Harriman watched as the doctor carefully put the shell back in the case and closed the glass front. Whatever he’d been expecting, this was not it. He was lost, and if he was lost, he knew that the Post’s readers would certainly be lost. What a waste of time. He’d have to escape at the earliest opportunity.

Von Menck stepped behind his desk and turned back to face the journalist. “Are you a religious man, Mr. Harriman?”

The question was so unexpected that, for a moment, Harriman did not know what to say.

“I don’t necessarily mean in any organized sense: Catholic, Protestant, whatever.
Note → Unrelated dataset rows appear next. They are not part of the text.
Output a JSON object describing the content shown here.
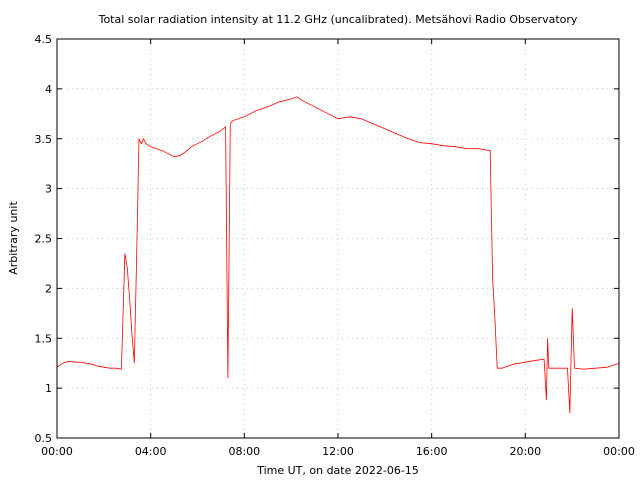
{
  "chart_data": {
    "type": "line",
    "title": "Total solar radiation intensity at 11.2 GHz (uncalibrated). Metsähovi Radio Observatory",
    "xlabel": "Time UT, on date 2022-06-15",
    "ylabel": "Arbitrary unit",
    "xlim": [
      0,
      24
    ],
    "ylim": [
      0.5,
      4.5
    ],
    "x_ticks": [
      0,
      4,
      8,
      12,
      16,
      20,
      24
    ],
    "x_tick_labels": [
      "00:00",
      "04:00",
      "08:00",
      "12:00",
      "16:00",
      "20:00",
      "00:00"
    ],
    "y_ticks": [
      0.5,
      1,
      1.5,
      2,
      2.5,
      3,
      3.5,
      4,
      4.5
    ],
    "y_tick_labels": [
      "0.5",
      "1",
      "1.5",
      "2",
      "2.5",
      "3",
      "3.5",
      "4",
      "4.5"
    ],
    "grid": true,
    "line_color": "#ff0000",
    "series": [
      {
        "x": [
          0.0,
          0.25,
          0.5,
          0.75,
          1.0,
          1.25,
          1.5,
          1.75,
          2.0,
          2.25,
          2.5,
          2.75,
          2.9,
          3.0,
          3.1,
          3.2,
          3.3,
          3.4,
          3.5,
          3.6,
          3.7,
          3.8,
          4.0,
          4.25,
          4.5,
          4.75,
          5.0,
          5.25,
          5.5,
          5.75,
          6.0,
          6.25,
          6.5,
          6.75,
          7.0,
          7.2,
          7.3,
          7.4,
          7.5,
          8.0,
          8.5,
          9.0,
          9.5,
          10.0,
          10.25,
          10.5,
          11.0,
          11.5,
          12.0,
          12.5,
          13.0,
          13.5,
          14.0,
          14.5,
          15.0,
          15.5,
          16.0,
          16.5,
          17.0,
          17.5,
          18.0,
          18.5,
          18.6,
          18.7,
          18.8,
          19.0,
          19.5,
          20.0,
          20.5,
          20.8,
          20.9,
          20.95,
          21.0,
          21.5,
          21.8,
          21.9,
          22.0,
          22.1,
          22.5,
          23.0,
          23.5,
          24.0
        ],
        "y": [
          1.21,
          1.25,
          1.27,
          1.26,
          1.26,
          1.25,
          1.24,
          1.22,
          1.21,
          1.2,
          1.2,
          1.19,
          2.35,
          2.2,
          1.9,
          1.55,
          1.25,
          2.3,
          3.5,
          3.45,
          3.5,
          3.45,
          3.42,
          3.4,
          3.38,
          3.35,
          3.32,
          3.33,
          3.37,
          3.42,
          3.45,
          3.48,
          3.52,
          3.55,
          3.58,
          3.62,
          1.1,
          3.65,
          3.68,
          3.72,
          3.78,
          3.82,
          3.87,
          3.9,
          3.92,
          3.88,
          3.82,
          3.76,
          3.7,
          3.72,
          3.7,
          3.65,
          3.6,
          3.55,
          3.5,
          3.46,
          3.45,
          3.43,
          3.42,
          3.4,
          3.4,
          3.38,
          2.1,
          1.7,
          1.2,
          1.2,
          1.24,
          1.26,
          1.28,
          1.29,
          0.88,
          1.5,
          1.2,
          1.2,
          1.2,
          0.75,
          1.8,
          1.2,
          1.19,
          1.2,
          1.21,
          1.25
        ]
      }
    ]
  }
}
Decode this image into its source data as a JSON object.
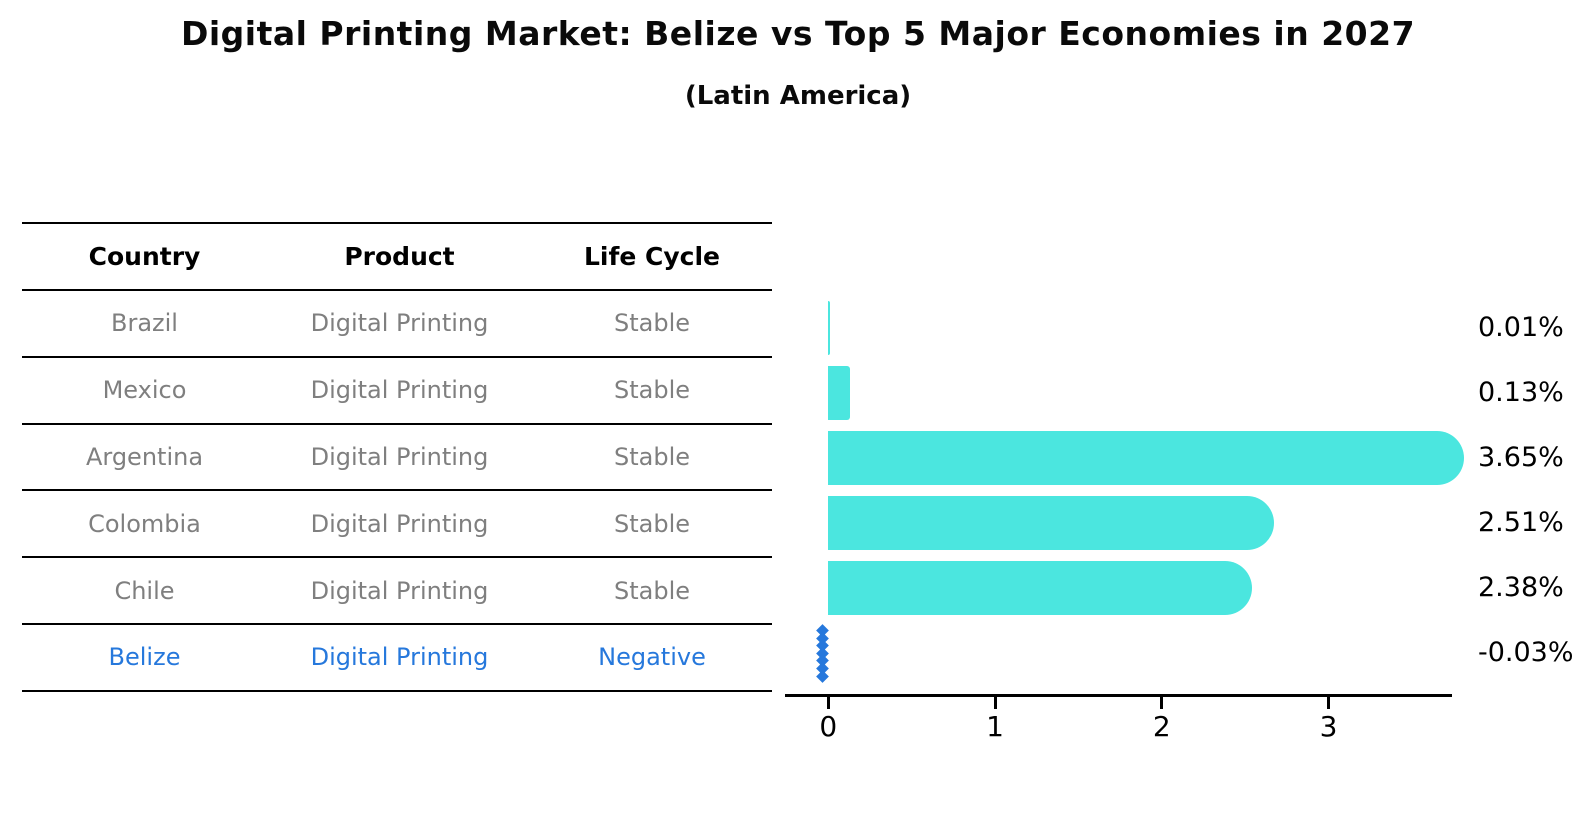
{
  "title": "Digital Printing Market: Belize vs Top 5 Major Economies in 2027",
  "subtitle": "(Latin America)",
  "table": {
    "headers": [
      "Country",
      "Product",
      "Life Cycle"
    ],
    "rows": [
      {
        "country": "Brazil",
        "product": "Digital Printing",
        "life_cycle": "Stable",
        "highlight": false
      },
      {
        "country": "Mexico",
        "product": "Digital Printing",
        "life_cycle": "Stable",
        "highlight": false
      },
      {
        "country": "Argentina",
        "product": "Digital Printing",
        "life_cycle": "Stable",
        "highlight": false
      },
      {
        "country": "Colombia",
        "product": "Digital Printing",
        "life_cycle": "Stable",
        "highlight": false
      },
      {
        "country": "Chile",
        "product": "Digital Printing",
        "life_cycle": "Stable",
        "highlight": false
      },
      {
        "country": "Belize",
        "product": "Digital Printing",
        "life_cycle": "Negative",
        "highlight": true
      }
    ]
  },
  "chart_data": {
    "type": "bar",
    "orientation": "horizontal",
    "categories": [
      "Brazil",
      "Mexico",
      "Argentina",
      "Colombia",
      "Chile",
      "Belize"
    ],
    "values": [
      0.01,
      0.13,
      3.65,
      2.51,
      2.38,
      -0.03
    ],
    "value_labels": [
      "0.01%",
      "0.13%",
      "3.65%",
      "2.51%",
      "2.38%",
      "-0.03%"
    ],
    "ylabel": "",
    "xlabel": "",
    "x_ticks": [
      "0",
      "1",
      "2",
      "3"
    ],
    "x_tick_values": [
      0,
      1,
      2,
      3
    ],
    "xlim": [
      -0.26,
      3.74
    ],
    "grid": false,
    "legend": "none",
    "highlight_index": 5,
    "highlight_marker": "vertical dotted diamond line at value"
  },
  "colors": {
    "bar": "#4BE6DF",
    "highlight_blue": "#2678DC",
    "table_text_gray": "#7f7f7f",
    "text_black": "#0a0a0a",
    "background": "#ffffff"
  }
}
But do you believe there is a unifying force underlying our universe?”

“I’d never really thought about it,” Harriman said. “I guess so.” He had been raised Episcopalian, though he hadn’t set foot inside a church—except for weddings and funerals—for almost twenty years.

“Then might you believe, as I do, that there is a purpose to our lives?”

Harriman shut off the tape recorder. Time to end this and get the hell out. If he wanted a lecture on religion, he could always call the Jehovah’s Witnesses. “With all due respect, Doctor, I don’t see what this has to do with the two recent deaths.”

“Patience, Mr. Harriman. My proof is complex, but the conclusion will, to use a popular expression, blow your mind.”

Harriman waited.

“Let me explain. All my life, I have been a student of the mysterious, the unexplained. Many of these mysteries I have solved to my own satisfaction. Others—oftentimes the greatest—remain dark to me.” Von Menck took a piece of paper from his desk, wrote on it briefly, then placed it before Harriman:



3243





1239


“Those two numbers”—and he tapped the page—“have always represented the biggest mysteries of all to me. Do you recognize them?”

Harriman shook his head.

“They mark the single two greatest cataclysmic events ever to befall human civilization. In 3243 B.C., the island of Santorini explodes, generating tidal waves that wipe out the great Minoan civilization of Crete and devastate the entire Mediterranean world. This is the source of both the legend of Atlantis and the Great Flood. And 1239 B.C. is when the twin cities of Sodom and Gomorrah were reduced to ash by a rain of ruin from the sky.”